In an exclusive interview, Greg Tate speaks to Deana Lawson about how
her monumental staged portraits trace cosmologies of the African
diaspora. "What I'm doing integrates mythology, religion, empirical
data, dreams," says Lawson, whose work is the subject of major solo
exhibitions this year at the Solomon R. Guggenheim Museum, New York, and
Institute of Contemporary Art, Boston.
In an in-depth profile of Judith Joy Ross and her iconic portraiture,
Rebecca Bengal shows how a constellation of strangers is brought
together through Ross's precise, empathic gaze. "Ross is guided by a
rapt, intense, wholehearted belief in the individual," Bengal writes.
A portfolio of Michael Schmidt's acutely observed work from the 1970s
and '80s reveals the realms within realms of a once divided Berlin,
while Feng Li's surprising black-and-white snapshots zigzag between
absurdist dramas in various Chinese cities.
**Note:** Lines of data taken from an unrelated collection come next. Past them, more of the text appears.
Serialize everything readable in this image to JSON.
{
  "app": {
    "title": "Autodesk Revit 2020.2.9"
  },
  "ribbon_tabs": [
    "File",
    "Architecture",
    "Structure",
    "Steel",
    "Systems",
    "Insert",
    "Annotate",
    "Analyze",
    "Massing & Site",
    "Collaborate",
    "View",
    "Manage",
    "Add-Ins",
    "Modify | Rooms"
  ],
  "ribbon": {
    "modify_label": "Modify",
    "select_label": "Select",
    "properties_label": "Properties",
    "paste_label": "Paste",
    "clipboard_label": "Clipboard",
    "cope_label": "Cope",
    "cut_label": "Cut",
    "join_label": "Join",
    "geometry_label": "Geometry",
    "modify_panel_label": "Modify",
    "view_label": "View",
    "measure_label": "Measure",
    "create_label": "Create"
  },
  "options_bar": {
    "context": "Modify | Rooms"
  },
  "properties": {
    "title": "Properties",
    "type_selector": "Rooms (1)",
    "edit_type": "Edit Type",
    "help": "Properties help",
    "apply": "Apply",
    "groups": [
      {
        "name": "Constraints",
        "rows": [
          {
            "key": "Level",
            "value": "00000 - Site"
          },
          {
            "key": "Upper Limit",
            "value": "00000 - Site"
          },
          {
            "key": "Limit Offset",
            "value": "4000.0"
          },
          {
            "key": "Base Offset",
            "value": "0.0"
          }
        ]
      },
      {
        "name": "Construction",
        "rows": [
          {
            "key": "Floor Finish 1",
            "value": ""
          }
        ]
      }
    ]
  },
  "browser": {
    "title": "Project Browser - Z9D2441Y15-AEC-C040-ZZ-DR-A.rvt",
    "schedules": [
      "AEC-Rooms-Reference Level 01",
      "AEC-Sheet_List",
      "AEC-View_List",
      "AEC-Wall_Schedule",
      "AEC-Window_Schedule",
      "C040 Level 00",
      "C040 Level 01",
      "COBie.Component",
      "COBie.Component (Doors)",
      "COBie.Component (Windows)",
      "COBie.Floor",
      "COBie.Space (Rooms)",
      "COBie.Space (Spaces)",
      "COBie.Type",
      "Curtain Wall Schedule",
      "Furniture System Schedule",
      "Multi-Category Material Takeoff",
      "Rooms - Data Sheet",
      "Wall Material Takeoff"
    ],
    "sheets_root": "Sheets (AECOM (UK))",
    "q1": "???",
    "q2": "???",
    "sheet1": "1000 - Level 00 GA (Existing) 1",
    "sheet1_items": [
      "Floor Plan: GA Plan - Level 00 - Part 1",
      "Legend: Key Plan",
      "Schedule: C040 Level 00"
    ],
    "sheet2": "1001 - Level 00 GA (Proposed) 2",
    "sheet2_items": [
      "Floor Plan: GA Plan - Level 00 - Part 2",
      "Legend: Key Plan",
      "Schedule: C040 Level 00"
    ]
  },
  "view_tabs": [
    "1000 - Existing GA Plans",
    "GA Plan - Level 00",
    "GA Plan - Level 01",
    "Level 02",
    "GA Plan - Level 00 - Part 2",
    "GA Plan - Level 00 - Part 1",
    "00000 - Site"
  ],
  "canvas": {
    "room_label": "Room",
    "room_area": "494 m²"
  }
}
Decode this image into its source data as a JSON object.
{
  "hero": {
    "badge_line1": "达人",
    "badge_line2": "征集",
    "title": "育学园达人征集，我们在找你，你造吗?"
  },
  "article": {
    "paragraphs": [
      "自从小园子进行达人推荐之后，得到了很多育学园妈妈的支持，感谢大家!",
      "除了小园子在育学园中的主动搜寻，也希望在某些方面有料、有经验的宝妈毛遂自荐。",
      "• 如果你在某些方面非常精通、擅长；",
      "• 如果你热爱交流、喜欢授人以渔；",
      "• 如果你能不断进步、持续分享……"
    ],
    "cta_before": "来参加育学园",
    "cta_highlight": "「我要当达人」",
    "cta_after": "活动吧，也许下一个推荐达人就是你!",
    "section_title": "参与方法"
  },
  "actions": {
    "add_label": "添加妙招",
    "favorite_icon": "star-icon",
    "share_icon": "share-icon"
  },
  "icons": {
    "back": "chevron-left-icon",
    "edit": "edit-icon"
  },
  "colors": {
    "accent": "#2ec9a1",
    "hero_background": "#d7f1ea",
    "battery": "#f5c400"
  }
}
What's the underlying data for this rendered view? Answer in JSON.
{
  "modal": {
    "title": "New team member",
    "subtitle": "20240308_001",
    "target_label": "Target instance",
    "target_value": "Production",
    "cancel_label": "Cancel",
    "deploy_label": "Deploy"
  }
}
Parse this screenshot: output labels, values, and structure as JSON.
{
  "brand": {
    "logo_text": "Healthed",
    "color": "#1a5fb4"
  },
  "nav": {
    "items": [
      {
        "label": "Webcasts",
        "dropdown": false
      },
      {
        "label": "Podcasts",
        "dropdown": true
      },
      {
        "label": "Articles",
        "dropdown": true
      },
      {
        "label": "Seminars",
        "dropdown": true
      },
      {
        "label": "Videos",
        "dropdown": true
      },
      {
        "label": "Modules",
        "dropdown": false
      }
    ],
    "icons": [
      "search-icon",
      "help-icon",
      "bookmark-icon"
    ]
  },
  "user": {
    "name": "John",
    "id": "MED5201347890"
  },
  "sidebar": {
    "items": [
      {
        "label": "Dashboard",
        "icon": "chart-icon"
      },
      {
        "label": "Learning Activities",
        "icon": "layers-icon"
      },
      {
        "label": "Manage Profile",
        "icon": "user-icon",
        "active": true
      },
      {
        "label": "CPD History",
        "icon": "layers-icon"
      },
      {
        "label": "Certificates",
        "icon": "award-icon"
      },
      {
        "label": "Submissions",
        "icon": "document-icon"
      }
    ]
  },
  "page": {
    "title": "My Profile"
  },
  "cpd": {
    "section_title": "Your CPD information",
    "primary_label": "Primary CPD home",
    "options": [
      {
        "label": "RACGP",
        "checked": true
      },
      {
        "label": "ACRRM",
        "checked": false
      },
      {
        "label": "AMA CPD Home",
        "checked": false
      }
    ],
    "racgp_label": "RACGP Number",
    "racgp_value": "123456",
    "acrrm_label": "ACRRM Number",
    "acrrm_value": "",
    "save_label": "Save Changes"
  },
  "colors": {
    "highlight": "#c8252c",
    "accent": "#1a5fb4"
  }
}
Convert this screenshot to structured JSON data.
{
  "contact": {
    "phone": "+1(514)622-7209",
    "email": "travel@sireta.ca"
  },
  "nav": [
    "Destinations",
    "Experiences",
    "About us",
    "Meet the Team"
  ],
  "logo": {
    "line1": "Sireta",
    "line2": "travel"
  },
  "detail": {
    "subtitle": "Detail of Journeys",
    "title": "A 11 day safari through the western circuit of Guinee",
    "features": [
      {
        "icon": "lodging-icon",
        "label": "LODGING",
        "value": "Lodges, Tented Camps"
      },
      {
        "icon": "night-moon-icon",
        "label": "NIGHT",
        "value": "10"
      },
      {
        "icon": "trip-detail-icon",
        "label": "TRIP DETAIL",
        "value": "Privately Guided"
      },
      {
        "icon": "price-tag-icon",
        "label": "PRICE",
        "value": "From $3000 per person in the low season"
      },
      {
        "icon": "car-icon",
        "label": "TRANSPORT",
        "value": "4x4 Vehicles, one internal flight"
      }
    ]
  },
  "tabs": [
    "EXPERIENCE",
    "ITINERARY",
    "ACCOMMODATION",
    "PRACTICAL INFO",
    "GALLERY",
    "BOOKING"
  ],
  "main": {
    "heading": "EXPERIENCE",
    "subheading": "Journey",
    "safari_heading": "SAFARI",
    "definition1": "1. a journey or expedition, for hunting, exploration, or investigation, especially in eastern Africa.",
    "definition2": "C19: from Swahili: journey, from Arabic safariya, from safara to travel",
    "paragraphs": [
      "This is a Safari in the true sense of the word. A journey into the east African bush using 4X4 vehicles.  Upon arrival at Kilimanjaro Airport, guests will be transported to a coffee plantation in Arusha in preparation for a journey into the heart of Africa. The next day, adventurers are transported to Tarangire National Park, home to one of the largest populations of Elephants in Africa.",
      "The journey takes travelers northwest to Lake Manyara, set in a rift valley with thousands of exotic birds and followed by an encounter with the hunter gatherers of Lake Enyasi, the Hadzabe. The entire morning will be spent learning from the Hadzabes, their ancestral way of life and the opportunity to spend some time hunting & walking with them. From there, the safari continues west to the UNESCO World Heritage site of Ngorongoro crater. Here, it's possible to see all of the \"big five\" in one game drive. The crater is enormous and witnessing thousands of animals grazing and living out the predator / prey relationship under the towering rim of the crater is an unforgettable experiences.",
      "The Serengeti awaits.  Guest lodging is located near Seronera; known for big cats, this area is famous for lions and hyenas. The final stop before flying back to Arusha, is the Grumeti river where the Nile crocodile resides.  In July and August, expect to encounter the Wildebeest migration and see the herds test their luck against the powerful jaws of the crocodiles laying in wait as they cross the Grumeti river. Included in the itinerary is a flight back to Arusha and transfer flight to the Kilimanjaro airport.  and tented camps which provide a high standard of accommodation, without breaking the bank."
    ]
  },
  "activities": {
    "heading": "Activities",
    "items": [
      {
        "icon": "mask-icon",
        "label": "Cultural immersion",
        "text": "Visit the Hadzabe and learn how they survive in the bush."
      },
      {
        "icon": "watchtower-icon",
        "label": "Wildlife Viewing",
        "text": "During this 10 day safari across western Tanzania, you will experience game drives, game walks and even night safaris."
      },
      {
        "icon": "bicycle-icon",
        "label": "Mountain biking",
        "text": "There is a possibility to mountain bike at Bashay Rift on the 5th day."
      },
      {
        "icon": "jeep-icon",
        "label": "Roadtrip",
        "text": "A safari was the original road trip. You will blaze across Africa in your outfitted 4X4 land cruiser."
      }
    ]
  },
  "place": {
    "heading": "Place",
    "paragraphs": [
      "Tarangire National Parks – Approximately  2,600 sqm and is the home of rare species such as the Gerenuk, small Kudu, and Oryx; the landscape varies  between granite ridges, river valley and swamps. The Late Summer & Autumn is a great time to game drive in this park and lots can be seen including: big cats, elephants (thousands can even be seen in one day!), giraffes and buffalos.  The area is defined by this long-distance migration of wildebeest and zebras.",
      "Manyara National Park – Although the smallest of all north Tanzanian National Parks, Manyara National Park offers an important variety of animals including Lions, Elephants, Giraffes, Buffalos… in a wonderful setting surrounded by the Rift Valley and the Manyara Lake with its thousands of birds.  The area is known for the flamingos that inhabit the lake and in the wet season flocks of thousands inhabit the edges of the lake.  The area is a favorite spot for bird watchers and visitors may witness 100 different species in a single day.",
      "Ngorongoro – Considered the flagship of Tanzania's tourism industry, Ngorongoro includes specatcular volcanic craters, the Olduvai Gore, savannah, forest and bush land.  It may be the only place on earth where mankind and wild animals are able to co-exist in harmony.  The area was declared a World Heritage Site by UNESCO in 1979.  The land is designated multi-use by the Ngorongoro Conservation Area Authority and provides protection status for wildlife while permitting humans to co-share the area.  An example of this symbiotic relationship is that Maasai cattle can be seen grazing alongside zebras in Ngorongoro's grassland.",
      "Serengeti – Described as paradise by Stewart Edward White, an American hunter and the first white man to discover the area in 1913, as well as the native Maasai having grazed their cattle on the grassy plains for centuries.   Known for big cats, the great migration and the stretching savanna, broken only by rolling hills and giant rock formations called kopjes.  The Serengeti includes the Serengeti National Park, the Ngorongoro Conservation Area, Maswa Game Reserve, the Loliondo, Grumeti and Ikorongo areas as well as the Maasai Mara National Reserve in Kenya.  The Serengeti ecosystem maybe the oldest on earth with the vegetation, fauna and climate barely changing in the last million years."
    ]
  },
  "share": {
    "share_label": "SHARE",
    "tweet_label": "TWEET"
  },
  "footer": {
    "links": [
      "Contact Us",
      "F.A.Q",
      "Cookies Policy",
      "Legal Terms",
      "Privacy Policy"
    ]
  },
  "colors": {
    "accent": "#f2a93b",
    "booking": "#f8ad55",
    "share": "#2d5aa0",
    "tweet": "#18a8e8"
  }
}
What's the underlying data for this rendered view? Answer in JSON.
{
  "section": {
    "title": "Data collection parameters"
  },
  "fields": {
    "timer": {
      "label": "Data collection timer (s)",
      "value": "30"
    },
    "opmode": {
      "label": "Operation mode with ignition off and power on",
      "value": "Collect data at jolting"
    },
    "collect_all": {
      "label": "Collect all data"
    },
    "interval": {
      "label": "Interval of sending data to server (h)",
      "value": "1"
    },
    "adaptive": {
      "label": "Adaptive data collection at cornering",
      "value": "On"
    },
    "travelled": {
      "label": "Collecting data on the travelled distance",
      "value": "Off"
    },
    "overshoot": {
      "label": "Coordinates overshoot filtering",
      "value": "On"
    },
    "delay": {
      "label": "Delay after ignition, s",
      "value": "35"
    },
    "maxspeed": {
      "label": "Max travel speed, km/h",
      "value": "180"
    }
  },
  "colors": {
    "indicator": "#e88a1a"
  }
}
Ashley James distills the
surreal visions of Awol Erizku's still lifes and tableaux; Casey Gerald
contributes a sweeping ode to Baldwin Lee's stirring 1980s portraits of
Black Southern subjects; and Pico Iyer meditates on Tom Sandberg's
grayscales marked by both absence and reverence.
Throughout "Cosmologies," artists cast their attention on the great
mysteries of both personal and shared lineages, tracking their locations
in space, time, and history, and reminding us of the elegant enigmas
that can be unraveled close to home.